By Thom Geier
Updated February 15, 2009 at 06:20 AM EST

Peruvian director Claudia Llosa’s Milk of Sorrow, the magic-realism-tinged story of women suffering the effects of the long battle between Peru’s government and Shining Path terrorists, won the top prize at the Berlin Film Festival, The Hollywood Reporter reported Saturday.

Argentinian director Adrian Biniez’s debut Gigante (about a supermarket security guard obsessed with a late-night cleaner) shared the runner-up Silver Bear prize with German director Maren Ade’s Everyone Else. The latter film’s star, Birgit Minichmayr, won best actress honors, while Sotigui Kouyate took best actor for the British film London River (about the aftermath of the London terror bombings).
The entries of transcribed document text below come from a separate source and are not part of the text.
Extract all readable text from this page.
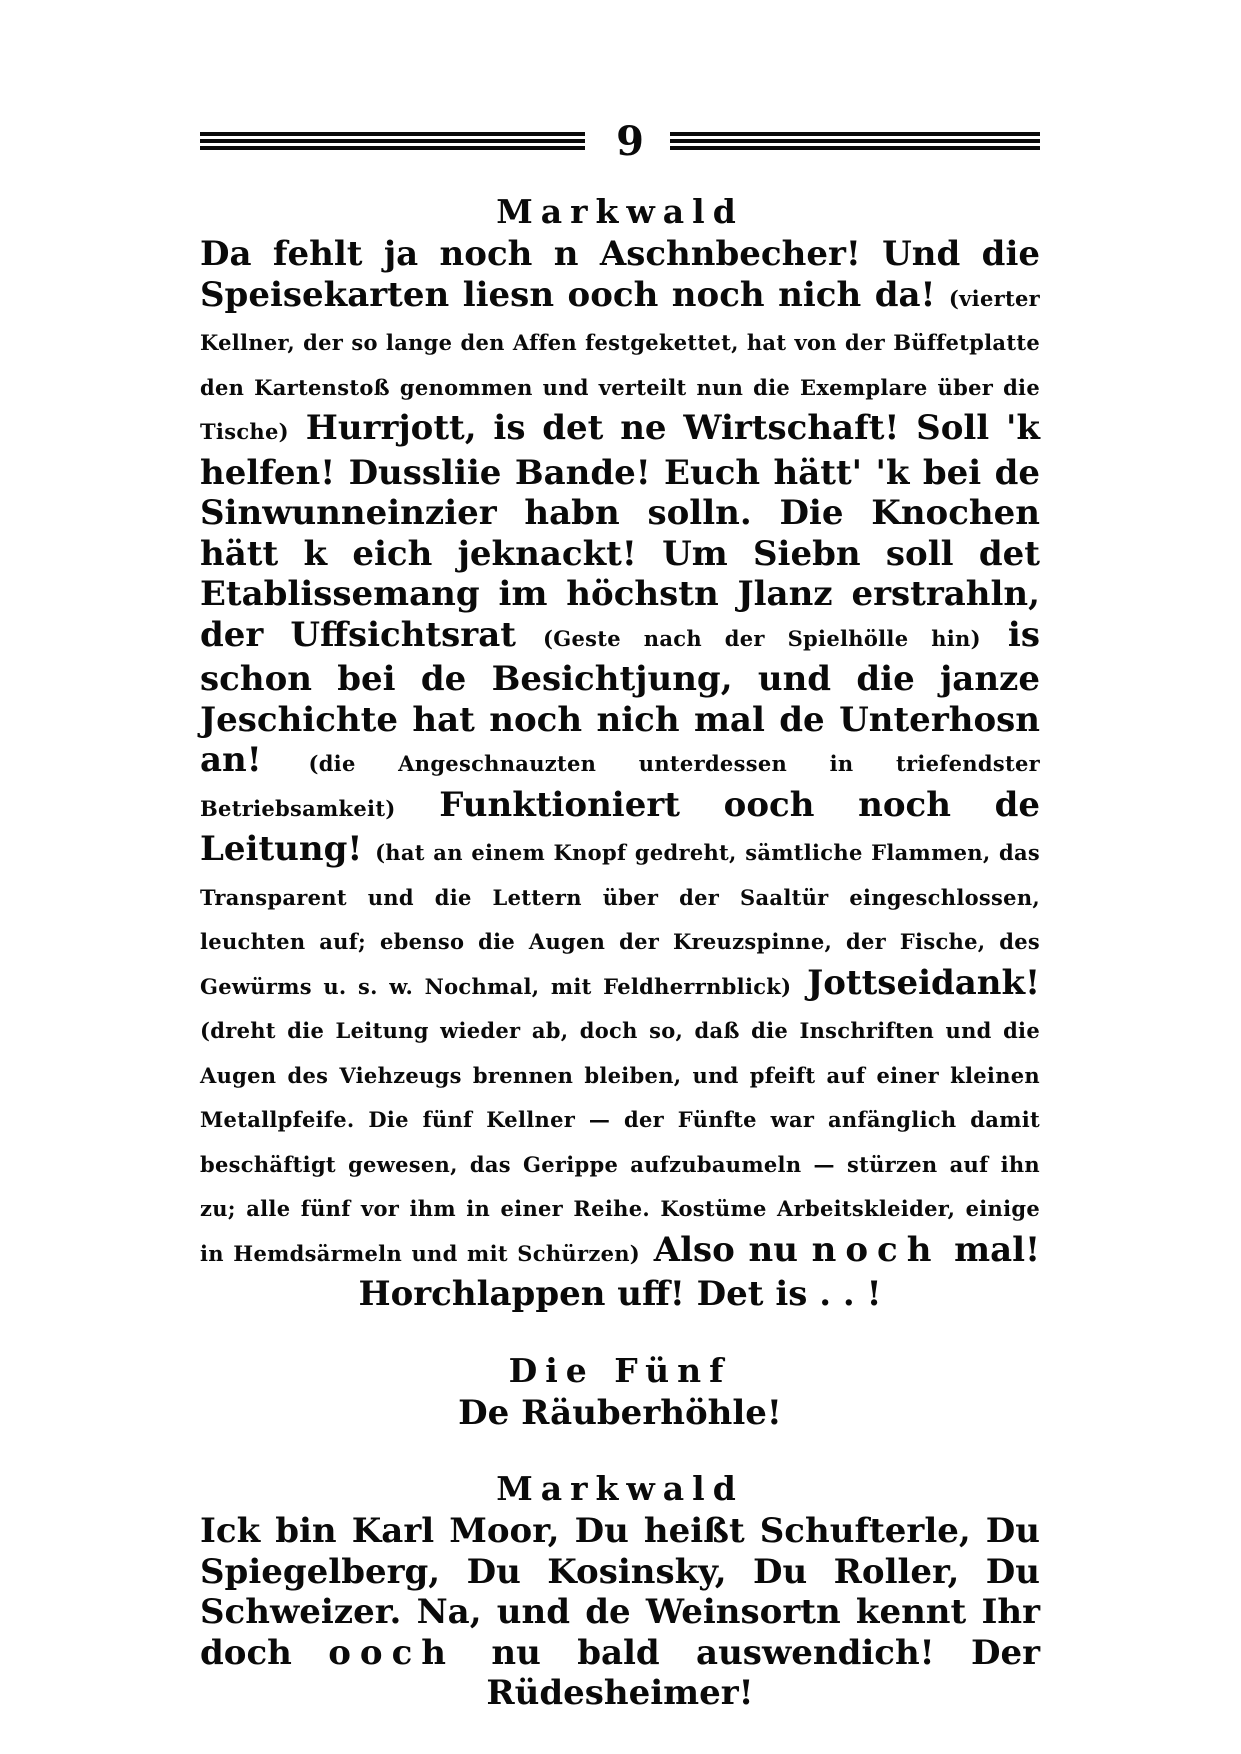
9

Markwald

Da fehlt ja noch n Aschnbecher! Und die Speisekarten liesn ooch noch nich da! (vierter Kellner, der so lange den Affen festgekettet, hat von der Büffetplatte den Kartenstoß genommen und verteilt nun die Exemplare über die Tische) Hurrjott, is det ne Wirtschaft! Soll 'k helfen! Dussliie Bande! Euch hätt' 'k bei de Sinwunneinzier habn solln. Die Knochen hätt k eich jeknackt! Um Siebn soll det Etablissemang im höchstn Jlanz erstrahln, der Uffsichtsrat (Geste nach der Spielhölle hin) is schon bei de Besichtjung, und die janze Jeschichte hat noch nich mal de Unterhosn an! (die Angeschnauzten unterdessen in triefendster Betriebsamkeit) Funktioniert ooch noch de Leitung! (hat an einem Knopf gedreht, sämtliche Flammen, das Transparent und die Lettern über der Saaltür eingeschlossen, leuchten auf; ebenso die Augen der Kreuzspinne, der Fische, des Gewürms u. s. w. Nochmal, mit Feldherrnblick) Jottseidank! (dreht die Leitung wieder ab, doch so, daß die Inschriften und die Augen des Viehzeugs brennen bleiben, und pfeift auf einer kleinen Metallpfeife. Die fünf Kellner — der Fünfte war anfänglich damit beschäftigt gewesen, das Gerippe aufzubaumeln — stürzen auf ihn zu; alle fünf vor ihm in einer Reihe. Kostüme Arbeitskleider, einige in Hemdsärmeln und mit Schürzen) Also nu noch mal! Horchlappen uff! Det is . . !

Die Fünf

De Räuberhöhle!

Markwald

Ick bin Karl Moor, Du heißt Schufterle, Du Spiegelberg, Du Kosinsky, Du Roller, Du Schweizer. Na, und de Weinsortn kennt Ihr doch ooch nu bald auswendich! Der Rüdesheimer!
American films were not completely shut out of the competition. Oren Moverman and Alessandro Camon won the best script award for The Messenger, a film about two U.S. soldiers (Ben Foster and Woody Harrelson) assigned to inform a young widow (Samantha Morton) that her husband has died in Iraq. In addition, the festival’s Audience Award went to Andy Bichlbaum and Mike Bonanno’s gonzo-style documentary The Yes Men Fix the World in which the prankster filmmakers pose as reps for multinational corporations to make increasingly outrageous proposals.